According to Ziegler and Bosshard, (2007), regard for autonomy may be neglected as an ethical principle simply because it is so imbued in our day by day occupations and therefore we underestimate it. In any case, those whose freedom and self-determination are slighted in nations everywhere throughout the world can confirm its significance. It is thus not astounding that autonomy and decision to end-of-life treatment are just debatable in democratic and open societies (Ziegler & Bosshard, 2007).

Another ethical principle supporting physician-assisted death is empathy for our kindred nationals (Meyers & Bosshard, 2008). Albeit contemporary palliative drug is equipped for mitigating the most enduring towards the end of life, it can’t prevent all of it. A few patients will keep on experiencing intolerable physical indications or mental distress in spite of the best that palliative care can offer. This distress is pointless since it can be anticipated by permitting patients the choice of medical aid in dying. Compelling patients to experience superfluous suffering is not sympathetic but rather pitiless (Meyers & Bosshard, 2008).

The individuals who advocate for the legal and ethical choice of medical aid in dying have been very reliable in calling upon these two principles, autonomy, and empathy, in backing up their arguments.

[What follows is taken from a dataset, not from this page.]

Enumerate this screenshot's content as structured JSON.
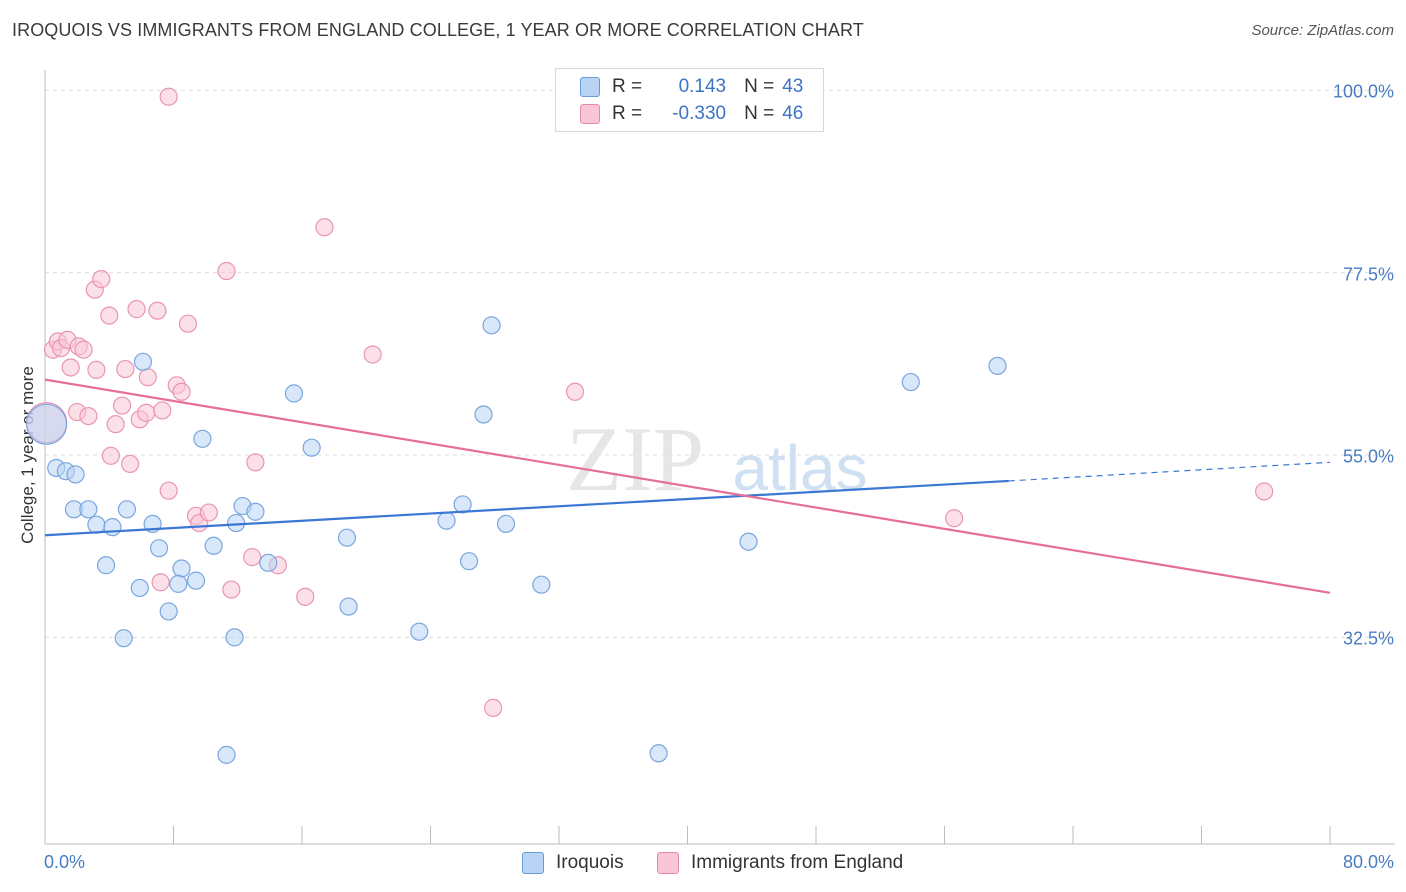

If a patient has made an intentional solicitation for medical aid in dying, having been thoroughly educated of his anticipation and of the greater part of the choices accessible for end-of-life consideration, then a doctor’s ability to conform to that solicitation can’t compromise the patient’s autonomy. Murder substitutes the will of the culprit for that of the casualty. Medical aid in death regards the freedom of the patient.

There is hence no relationship between medical aid in dying and instances of unjustified manslaughter. In light of it, there is no moral case of evidence against a law which would furnish dying patients with this choice. Furthermore, there is an extremely solid ethical case for it. It is my opinion that permission to subscribe to advance demands for medical assistance in dying to be allowed any time after a patient is diagnosed with the condition that is sensibly likely to occasion incompetence, or after a diagnosis of irremediable disease but before the suffering becomes unbearable. Patients with psychiatric problems should not be allowed to make advance requests for assisted death.








Berg, L. H. (2012). Assisted Death and Physician-assisted Suicide Among Patients with Amyotrophic Lateral Sclerosis in the Netherlands. New England Journal of Medicine, 346(21), 1638-1644.

Cauthen, K. (2015). The Ethics of Assisted Death. Lima, Ohio: CSS Pub.

Kasher, A. (2009). Dying, Assisted Death and Mourning. Amsterdam: Rodopi.

Meyers J. & Bosshard G, (2008). Assisted Death and Law in Europe. Hare publishing, Switzerland.

Robinson, M., & Wise, E. (2013). Analgesic Ladder for Pain Management. Philadelphia: Wolters Kluwer Health/Lippincott Williams & Wilkins.

Stone, B. (2008). Death as a salesman: what’s wrong with assisted suicide. New Regency Pub.

Sumner, L. W. (2011). Assisted death: A study in ethics and law. Oxford: Oxford University Press.

Ziegler, S. J., & Bosshard, G. (2007). Role of non-governmental organizations in physician assisted suicide. BMJ: British Medical Journal, 295-298.